In: Physics
Photo electric effect:
Reason:
1) In the photoelectric (photon-electron) interaction, as shown above, a photon transfers all its energy to an electron located in one of the atomic shells. The electron is ejected from the atom by this energy and begins to pass through the surrounding matter. The electron rapidly loses its energy and moves only a relatively short distance from its original location. The photon's energy is, therefore, deposited in the matter close to the site of the photoelectric interaction.

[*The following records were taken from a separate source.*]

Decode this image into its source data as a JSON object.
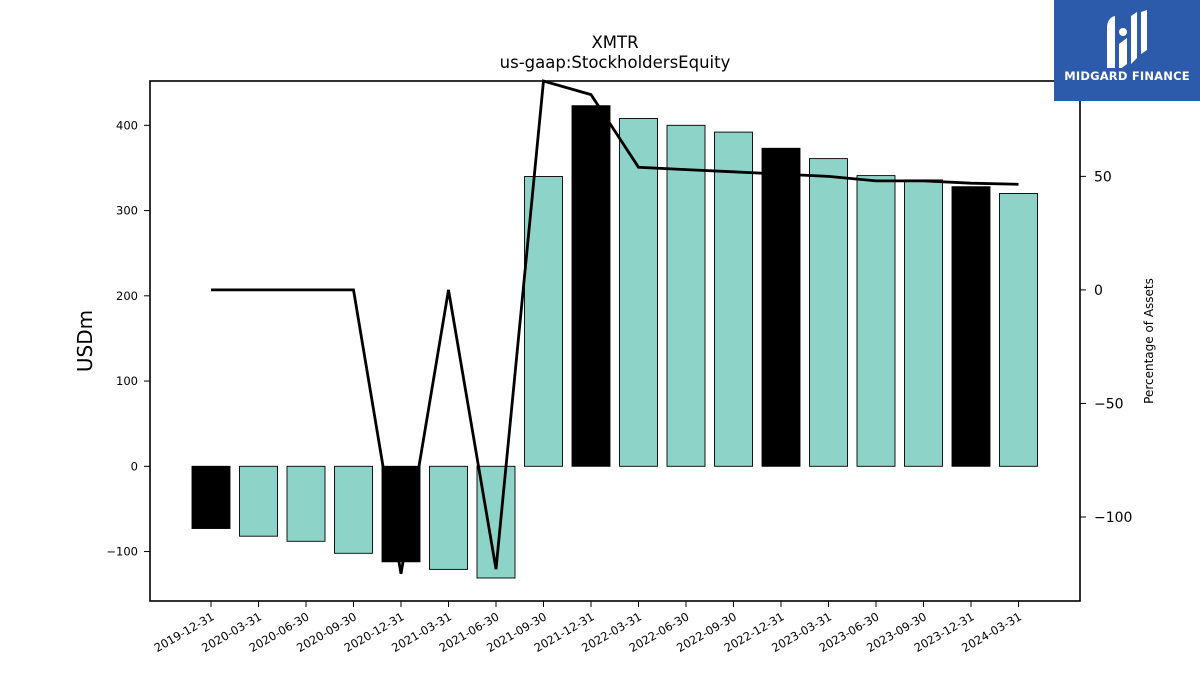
{
  "chart_data": {
    "type": "bar",
    "title": "XMTR",
    "subtitle": "us-gaap:StockholdersEquity",
    "ylabel": "USDm",
    "y2label": "Percentage of Assets",
    "ylim": [
      -158,
      452
    ],
    "y2lim": [
      -137,
      92
    ],
    "yticks": [
      -100,
      0,
      100,
      200,
      300,
      400
    ],
    "y2ticks": [
      -100,
      -50,
      0,
      50
    ],
    "y2tick_labels": [
      "−100",
      "−50",
      "0",
      "50"
    ],
    "ytick_labels": [
      "−100",
      "0",
      "100",
      "200",
      "300",
      "400"
    ],
    "categories": [
      "2019-12-31",
      "2020-03-31",
      "2020-06-30",
      "2020-09-30",
      "2020-12-31",
      "2021-03-31",
      "2021-06-30",
      "2021-09-30",
      "2021-12-31",
      "2022-03-31",
      "2022-06-30",
      "2022-09-30",
      "2022-12-31",
      "2023-03-31",
      "2023-06-30",
      "2023-09-30",
      "2023-12-31",
      "2024-03-31"
    ],
    "series": [
      {
        "type": "bar",
        "axis": "left",
        "values": [
          -73,
          -82,
          -88,
          -102,
          -112,
          -121,
          -131,
          340,
          423,
          408,
          400,
          392,
          373,
          361,
          341,
          336,
          328,
          320
        ]
      },
      {
        "type": "line",
        "axis": "right",
        "values": [
          0,
          0,
          0,
          0,
          -125,
          0,
          -123,
          92,
          86,
          54,
          53,
          52,
          51,
          50,
          48,
          48,
          47,
          46.5
        ]
      }
    ],
    "bar_colors": {
      "year_end": "#000000",
      "quarter": "#8dd3c7"
    },
    "year_end_flags": [
      true,
      false,
      false,
      false,
      true,
      false,
      false,
      false,
      true,
      false,
      false,
      false,
      true,
      false,
      false,
      false,
      true,
      false
    ],
    "line_color": "#000000",
    "grid": false,
    "legend": "none"
  },
  "branding": {
    "logo_text": "MIDGARD FINANCE",
    "logo_bg": "#2d5bab"
  }
}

2) A Compton interaction is one in which only a portion of the energy is absorbed and a photon is produced with reduced energy. The most significant object producing scattered radiation in an x-ray procedure is the patient's body. The portion of the patient's body that is within the primary x-ray beam becomes the actual source of scattered radiation. This has two undesirable consequences. The scattered radiation that continues in the forward . direction and reaches the image receptor decreases the quality (contrast) of the image; the radiation that is scattered from the patient is the predominant source of radiation exposure to the personnel conducting the examination.
3) Pair production is a photon-matter interaction that is not encountered in diagnostic procedures because it can occur only with photons with energies in excess of 1.02 MeV. In a pair-production interaction, the photon interacts with the nucleus in such a manner that its energy is converted into matter. The interaction produces a pair of particles, an electron and a positively charged positron. These two particles have the same mass, each equivalent to a rest mass energy of 0.51 MeV.